Working out the example above again, we would build up the matrix as follows. We start with the trivial (but useless) equation:
/0\ /0 0 0 0\/F1\
|0| |0 0 0 0||F2|
|0| = |0 0 0 0||F3|
\0/ \0 0 0 0/\F4/
The first parity block P1 has matrix row (1 1 1 0) to start with. Its first 1 is in column 1, and since column 1 of row 1 is zero, we just immediately insert this into the equation there:
/P1\ /1 1 1 0\/F1\
|0 | |0 0 0 0||F2|
|0 | = |0 0 0 0||F3|
\0 /
\0 0 0 0/\F4/
The next parity block P2 has matrix row (1 1 0 1), which also has its first 1 in column 1. The first row is now in place, so we use it to eliminate the 1 giving a new parity block P1+P2 and new matrix row (0 0 1 1). The leftmost 1 is now in position 3, and row 3 still has a zero in position 3, so we insert:
/P1 \ /1 1 1 0\/F1\
|0 | |0 0 0 0||F2|
|P1 + P2| = |0 0 1 1||F3|
\0 / \0 0 0 0/\F4/
Now we receive parity block P3, which has matrix row (1 0 1 1). Again, we can eliminate the 1 in the first position, giving new block P1 + P3 with matrix row (0 1 0 1). The second row is still empty, so we insert this:
/P1 \ /1 1 1 0\/F1\
|P1 + P3| |0 1 0 1||F2|
|P1 + P2| = |0 0 1 1||F3|
\0 / \0 0 0 0/\F4/
Finally, we receive parity block P4, which has matrix row (0 1 1 1). We eliminate the 1 in position 2 giving P1 + P3 + P4, with matrix row (0 0 1 0). We can also eliminate the 1 in position 3, which gives P2 + P3 + P4 as the parity block, with matrix row (0 0 0 1):
/P1 \ /1 1 1 0\/F1\
|P1 + P3 | |0 1 0 1||F2|
|P1 + P2 | = |0 0 1 1||F3|
\P2 + P3 + P4/ \0 0 0 1/\F4/
The matrix is now fully filled in, and in the triangular form required, so solving can be done the same as earlier.

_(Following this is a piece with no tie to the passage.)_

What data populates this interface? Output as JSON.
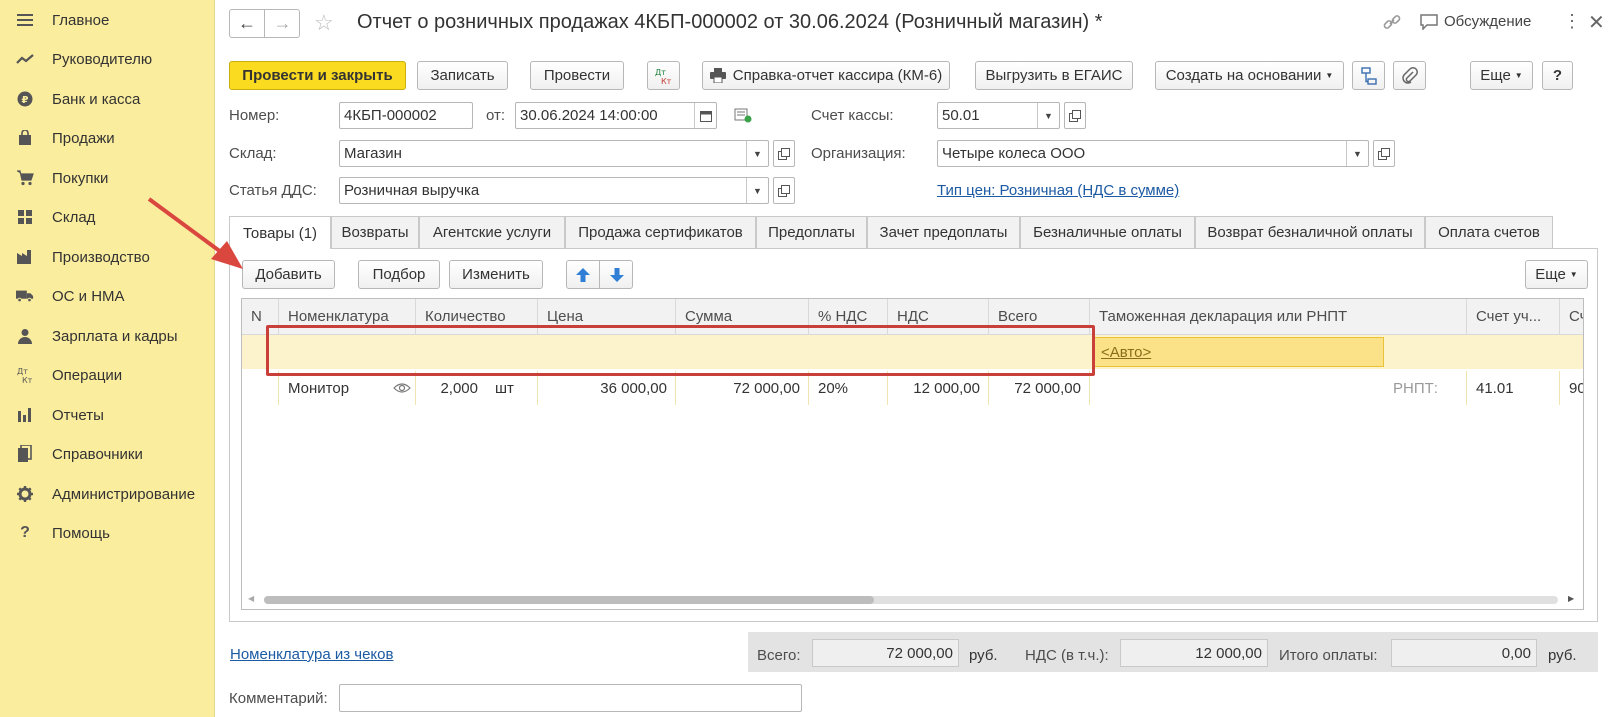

This process ensures the bottom-left part of the matrix is always 0. Since these values don't change, we don't actually have to store them, eliminating about half the storage space required for the matrix. Furthermore, it has the advantage that if we ever receive a parity block that provides us with no additional information, we know this before we try to store it as the matrix row will become all 0s in the elimination process, so there is also no need to store extra parity blocks to ensure we have enough information to reconstruct the firmware once we start doing that.
Practical implementation
We implemented this as part of firmware update logic for Kelvin, at https://github.com/Radiator-Labs/fuota-fragmentation-rs. Using the above optimizations, this resulted in a system that can receive a 256kB firmware transferred in chunks of 48 bytes and reconstruct it in 512kB of storage space on the flash, even when up to 30 percent of the packets are lost.

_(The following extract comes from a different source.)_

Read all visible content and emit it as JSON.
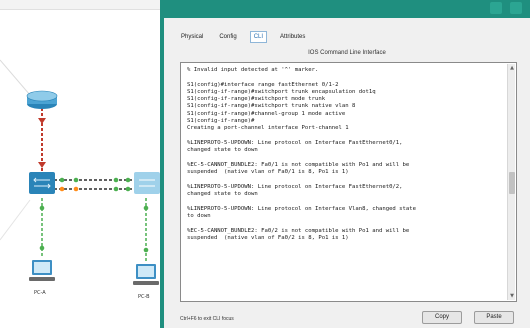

The implementation was tested in a real-world firmware update over the air with segment_size = 50, 3354 data segments, and 100% parity (3354 parity packets). In this testing, we successfully downloaded with r=45% (i.e. 45% of packets were intentionally dropped in this FUOTA test). At r=50%, we missed successfully recovering by only one packet.
It thus provides a reliable, relatively performant and space-efficient method for receiving firmware updates over unreliable channels.